Keeping the workplace safe from fire is extremely important and all employees MUST have fire training. This isn’t simply a matter of learning how to use fire extinguishers and practising evacuations, although these are, of course, really important elements of any fire training, but it’s also important to include background information about fire and fire behaviour - a little bit of science. An increased awareness reduces the chance of a fire happening and increases the chances of survival if the worst happens.
So, to help understand fire and fire behaviour a good fire training programme will include some basic science - the science of fire.
For example, it sounds obvious, but fires rely on the presence of fuel, oxygen and heat, and to put a fire out you have to deprive it of one of these elements.This is why smothering a fire puts it out - it removes the oxygen. Understanding the logical reasons why to take steps such as these make fire safety easier to understand and therefore more memorable. Fire training
should cover these points.
When a fire is doused with water the water takes out the heat and this puts the fire out. However, if hot oil catches fire and you douse it with water the water will sink to the bottom of the pan (because water is heavier than oil), and the water becomes incredibly hot. The steam produced then forces the burning oil to burst upwards and outwards - making matters much worse - so NEVER try to put out this type of fire with water.
If there is enough fuel and oxygen to sustain it there are three ways in which a fire can spread through a workplace; conduction, convection and radiation.
Conduction is the movement of heat through a material, and metals are great conductors. For example, if a metal door handle is hot then there is heat on the other side of the door, and it should not be opened. Convection is the movement of heat through air currents. Smoke rises until it hits an obstruction, such as the ceiling, so the air near the floor is cooler and clearer, meaning it makes sense to keep low in smoky conditions. Radiation is when heat spreads from one object to another through an empty space, which is why it is important to keep fire doors closed. Smoke can spread very quickly through a building, usually ahead of a fire, so keeping fire doors closed also helps to stop smoke quickly spreading to escape routes.
Employees need to understand the importance of not tackling a fire unless it is safe to to so. A fire should only be tackled if one person can put it out with one fire extinguisher and if that person is confident that they are capable of doing so. Any time that person realises they can’t do it they must leave it and get out, safety comes first. An employee should never try to put a fire out with a fire extinguisher unless they know how to use it. Fire training will cover which types of fire extinguishers are for which types of fire, as using the wrong one can be worse than doing nothing at all.
An understanding of what to do if the worst does happen is also a vital element of good fire training: fire training must increase the chance of keeping staff safe. Knowing the best and safest route out, where the meeting point is, where the fire extinguishers are, how to raise the alarm, what the fire signs mean and how to evacuate safely must be included in a good fire training programme.

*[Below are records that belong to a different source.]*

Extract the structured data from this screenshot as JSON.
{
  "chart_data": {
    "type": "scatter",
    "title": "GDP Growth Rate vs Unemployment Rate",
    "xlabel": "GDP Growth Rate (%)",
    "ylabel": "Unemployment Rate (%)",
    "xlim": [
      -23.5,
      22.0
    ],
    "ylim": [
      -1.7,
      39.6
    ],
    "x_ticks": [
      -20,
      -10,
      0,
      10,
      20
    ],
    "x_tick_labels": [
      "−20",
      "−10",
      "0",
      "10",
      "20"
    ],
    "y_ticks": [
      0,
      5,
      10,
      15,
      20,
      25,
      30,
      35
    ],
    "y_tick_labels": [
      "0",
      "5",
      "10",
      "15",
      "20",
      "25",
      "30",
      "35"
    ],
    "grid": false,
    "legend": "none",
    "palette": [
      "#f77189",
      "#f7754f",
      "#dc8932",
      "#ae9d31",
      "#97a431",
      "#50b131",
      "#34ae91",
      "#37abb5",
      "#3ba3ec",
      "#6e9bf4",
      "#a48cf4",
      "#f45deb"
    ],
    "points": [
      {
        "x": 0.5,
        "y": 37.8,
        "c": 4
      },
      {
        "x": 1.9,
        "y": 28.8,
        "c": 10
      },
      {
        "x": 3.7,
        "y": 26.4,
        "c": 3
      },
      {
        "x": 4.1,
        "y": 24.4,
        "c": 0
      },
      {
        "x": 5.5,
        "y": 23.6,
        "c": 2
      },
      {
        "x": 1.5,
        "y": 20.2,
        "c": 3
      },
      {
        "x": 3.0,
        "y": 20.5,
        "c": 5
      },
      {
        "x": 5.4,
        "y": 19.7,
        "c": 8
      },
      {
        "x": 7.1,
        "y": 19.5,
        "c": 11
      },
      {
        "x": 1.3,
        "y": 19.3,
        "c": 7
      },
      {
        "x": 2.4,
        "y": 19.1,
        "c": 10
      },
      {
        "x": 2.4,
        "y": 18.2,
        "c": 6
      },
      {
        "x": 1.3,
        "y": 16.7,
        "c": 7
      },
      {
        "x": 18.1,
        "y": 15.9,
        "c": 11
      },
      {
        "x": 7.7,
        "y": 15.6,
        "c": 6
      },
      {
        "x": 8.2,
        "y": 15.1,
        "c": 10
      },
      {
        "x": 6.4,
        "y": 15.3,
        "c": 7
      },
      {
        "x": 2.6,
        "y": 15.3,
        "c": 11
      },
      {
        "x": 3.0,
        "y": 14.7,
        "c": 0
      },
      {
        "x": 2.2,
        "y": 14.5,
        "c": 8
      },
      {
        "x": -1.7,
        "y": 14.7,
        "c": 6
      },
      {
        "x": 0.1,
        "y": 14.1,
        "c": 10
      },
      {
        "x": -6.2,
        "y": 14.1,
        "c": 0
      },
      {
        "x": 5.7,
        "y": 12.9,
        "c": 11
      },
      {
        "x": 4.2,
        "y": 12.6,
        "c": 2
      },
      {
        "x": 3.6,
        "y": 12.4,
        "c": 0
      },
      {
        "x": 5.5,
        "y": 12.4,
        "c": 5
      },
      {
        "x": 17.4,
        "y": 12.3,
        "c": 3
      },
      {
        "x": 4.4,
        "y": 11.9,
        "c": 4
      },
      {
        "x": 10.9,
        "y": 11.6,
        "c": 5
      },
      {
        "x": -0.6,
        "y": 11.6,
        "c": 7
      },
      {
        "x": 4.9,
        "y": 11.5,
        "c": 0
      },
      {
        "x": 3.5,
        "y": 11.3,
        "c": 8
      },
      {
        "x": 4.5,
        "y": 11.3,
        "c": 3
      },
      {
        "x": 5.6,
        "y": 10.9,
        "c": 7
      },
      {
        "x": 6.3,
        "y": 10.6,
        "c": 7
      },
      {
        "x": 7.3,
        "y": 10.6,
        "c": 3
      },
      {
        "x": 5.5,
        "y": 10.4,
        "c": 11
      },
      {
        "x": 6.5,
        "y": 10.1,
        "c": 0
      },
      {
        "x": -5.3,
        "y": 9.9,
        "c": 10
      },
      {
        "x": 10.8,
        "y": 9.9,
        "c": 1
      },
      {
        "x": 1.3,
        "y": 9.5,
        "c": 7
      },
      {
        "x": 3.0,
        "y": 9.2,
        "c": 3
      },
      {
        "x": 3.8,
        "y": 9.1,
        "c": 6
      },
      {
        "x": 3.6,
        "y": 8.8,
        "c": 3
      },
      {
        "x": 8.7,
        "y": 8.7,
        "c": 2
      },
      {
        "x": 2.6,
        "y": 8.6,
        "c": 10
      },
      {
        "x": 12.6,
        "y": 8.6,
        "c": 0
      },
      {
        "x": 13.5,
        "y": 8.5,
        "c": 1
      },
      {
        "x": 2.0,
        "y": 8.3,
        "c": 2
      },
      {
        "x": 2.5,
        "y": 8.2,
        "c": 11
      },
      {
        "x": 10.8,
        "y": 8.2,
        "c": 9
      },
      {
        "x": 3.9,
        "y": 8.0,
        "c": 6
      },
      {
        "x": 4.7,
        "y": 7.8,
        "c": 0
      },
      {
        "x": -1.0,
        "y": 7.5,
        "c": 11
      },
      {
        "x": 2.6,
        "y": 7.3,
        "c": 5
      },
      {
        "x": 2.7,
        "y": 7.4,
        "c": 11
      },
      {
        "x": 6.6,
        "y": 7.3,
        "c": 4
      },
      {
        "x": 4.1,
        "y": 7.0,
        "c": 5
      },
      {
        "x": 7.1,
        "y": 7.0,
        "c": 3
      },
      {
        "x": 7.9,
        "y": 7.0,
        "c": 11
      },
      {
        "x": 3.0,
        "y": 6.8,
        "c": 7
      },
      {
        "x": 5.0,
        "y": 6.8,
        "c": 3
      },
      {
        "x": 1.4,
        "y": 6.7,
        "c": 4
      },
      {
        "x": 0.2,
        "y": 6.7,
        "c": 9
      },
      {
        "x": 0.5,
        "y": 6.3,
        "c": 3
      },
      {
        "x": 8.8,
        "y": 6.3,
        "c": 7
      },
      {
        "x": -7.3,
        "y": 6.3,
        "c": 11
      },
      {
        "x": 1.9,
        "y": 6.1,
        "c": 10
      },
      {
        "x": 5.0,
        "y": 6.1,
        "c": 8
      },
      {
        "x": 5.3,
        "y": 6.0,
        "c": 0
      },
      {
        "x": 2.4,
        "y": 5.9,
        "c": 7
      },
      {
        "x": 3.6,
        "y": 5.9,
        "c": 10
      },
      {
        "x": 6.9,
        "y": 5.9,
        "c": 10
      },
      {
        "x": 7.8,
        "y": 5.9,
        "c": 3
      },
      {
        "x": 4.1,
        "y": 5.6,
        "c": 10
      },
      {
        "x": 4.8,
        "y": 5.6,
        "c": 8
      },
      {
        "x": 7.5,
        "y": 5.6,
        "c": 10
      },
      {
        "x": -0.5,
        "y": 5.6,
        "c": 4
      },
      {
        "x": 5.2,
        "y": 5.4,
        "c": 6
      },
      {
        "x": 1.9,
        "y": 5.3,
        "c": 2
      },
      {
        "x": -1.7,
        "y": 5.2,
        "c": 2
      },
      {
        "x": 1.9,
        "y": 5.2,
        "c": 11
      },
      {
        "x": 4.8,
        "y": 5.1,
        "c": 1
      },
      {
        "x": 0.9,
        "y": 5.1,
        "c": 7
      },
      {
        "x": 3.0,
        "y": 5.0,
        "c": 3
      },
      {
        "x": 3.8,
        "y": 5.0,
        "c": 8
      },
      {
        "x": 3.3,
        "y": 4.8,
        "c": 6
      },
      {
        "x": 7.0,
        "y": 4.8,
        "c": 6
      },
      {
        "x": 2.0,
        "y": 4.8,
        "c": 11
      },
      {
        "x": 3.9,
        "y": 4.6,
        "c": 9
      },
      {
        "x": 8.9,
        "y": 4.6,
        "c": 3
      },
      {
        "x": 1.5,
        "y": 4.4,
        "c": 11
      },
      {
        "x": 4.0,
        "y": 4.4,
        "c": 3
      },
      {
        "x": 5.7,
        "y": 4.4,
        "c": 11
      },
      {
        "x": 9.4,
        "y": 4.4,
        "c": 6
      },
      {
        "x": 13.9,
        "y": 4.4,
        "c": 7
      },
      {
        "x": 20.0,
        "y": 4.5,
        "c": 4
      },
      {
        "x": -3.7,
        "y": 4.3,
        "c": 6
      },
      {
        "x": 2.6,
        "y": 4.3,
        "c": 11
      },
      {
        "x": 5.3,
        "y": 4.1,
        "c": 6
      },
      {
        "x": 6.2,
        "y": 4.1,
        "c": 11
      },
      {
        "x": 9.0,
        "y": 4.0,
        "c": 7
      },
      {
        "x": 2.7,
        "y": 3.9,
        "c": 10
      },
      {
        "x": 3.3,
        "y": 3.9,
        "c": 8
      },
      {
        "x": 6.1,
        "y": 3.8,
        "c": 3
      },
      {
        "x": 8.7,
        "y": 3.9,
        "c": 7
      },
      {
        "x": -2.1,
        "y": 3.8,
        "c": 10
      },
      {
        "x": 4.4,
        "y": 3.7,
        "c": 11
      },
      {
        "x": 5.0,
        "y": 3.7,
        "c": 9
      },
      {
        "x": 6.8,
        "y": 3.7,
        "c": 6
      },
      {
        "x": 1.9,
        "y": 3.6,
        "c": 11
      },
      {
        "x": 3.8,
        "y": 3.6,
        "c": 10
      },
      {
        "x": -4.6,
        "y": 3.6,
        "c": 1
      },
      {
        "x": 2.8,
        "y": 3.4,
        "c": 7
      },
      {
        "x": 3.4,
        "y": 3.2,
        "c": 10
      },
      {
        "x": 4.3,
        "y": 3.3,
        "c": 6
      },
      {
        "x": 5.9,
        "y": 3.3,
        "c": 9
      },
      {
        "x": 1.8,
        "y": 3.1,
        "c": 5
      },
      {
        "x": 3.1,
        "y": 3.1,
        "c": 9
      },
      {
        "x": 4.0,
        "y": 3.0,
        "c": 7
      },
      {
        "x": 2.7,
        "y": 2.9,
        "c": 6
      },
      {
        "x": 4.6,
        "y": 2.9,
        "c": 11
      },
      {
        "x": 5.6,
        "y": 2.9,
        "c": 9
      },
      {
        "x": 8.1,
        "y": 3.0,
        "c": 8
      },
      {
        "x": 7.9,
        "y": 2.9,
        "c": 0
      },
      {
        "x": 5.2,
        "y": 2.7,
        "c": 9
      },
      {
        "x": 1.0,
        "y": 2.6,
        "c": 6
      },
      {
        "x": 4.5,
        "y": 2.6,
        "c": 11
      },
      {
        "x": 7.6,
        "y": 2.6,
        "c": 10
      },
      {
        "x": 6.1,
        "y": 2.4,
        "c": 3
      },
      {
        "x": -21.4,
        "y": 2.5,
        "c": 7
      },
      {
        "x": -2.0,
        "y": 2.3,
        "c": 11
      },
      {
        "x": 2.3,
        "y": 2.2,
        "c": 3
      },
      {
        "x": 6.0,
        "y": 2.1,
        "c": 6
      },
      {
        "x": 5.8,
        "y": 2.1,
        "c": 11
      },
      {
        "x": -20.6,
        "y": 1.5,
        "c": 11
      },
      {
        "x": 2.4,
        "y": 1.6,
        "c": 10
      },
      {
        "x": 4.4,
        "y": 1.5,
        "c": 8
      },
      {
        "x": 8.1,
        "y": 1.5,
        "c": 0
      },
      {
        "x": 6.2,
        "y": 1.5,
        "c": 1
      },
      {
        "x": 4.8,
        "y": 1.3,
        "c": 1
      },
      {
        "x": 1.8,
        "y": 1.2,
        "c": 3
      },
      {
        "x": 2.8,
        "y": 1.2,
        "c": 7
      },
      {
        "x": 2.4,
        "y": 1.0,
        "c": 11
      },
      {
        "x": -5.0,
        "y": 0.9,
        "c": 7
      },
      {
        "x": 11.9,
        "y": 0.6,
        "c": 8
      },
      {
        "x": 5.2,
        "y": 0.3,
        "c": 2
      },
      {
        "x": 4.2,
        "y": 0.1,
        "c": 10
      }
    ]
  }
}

So before choosing fire training
for staff, make sure it contains all the important fire safety information, is clear, easy to understand and engaging. It must also be designed to hold attention, so that the information is easily and readily digested and retained. Interactivity ensures participation and a careful mix of video, graphics, animations, diagrams and text keeps interest high. The length must be not too long as to lose attention, but not too short as to miss out any important points. The fire training you choose has to make you feel staff will be safer, so your company will be safer too.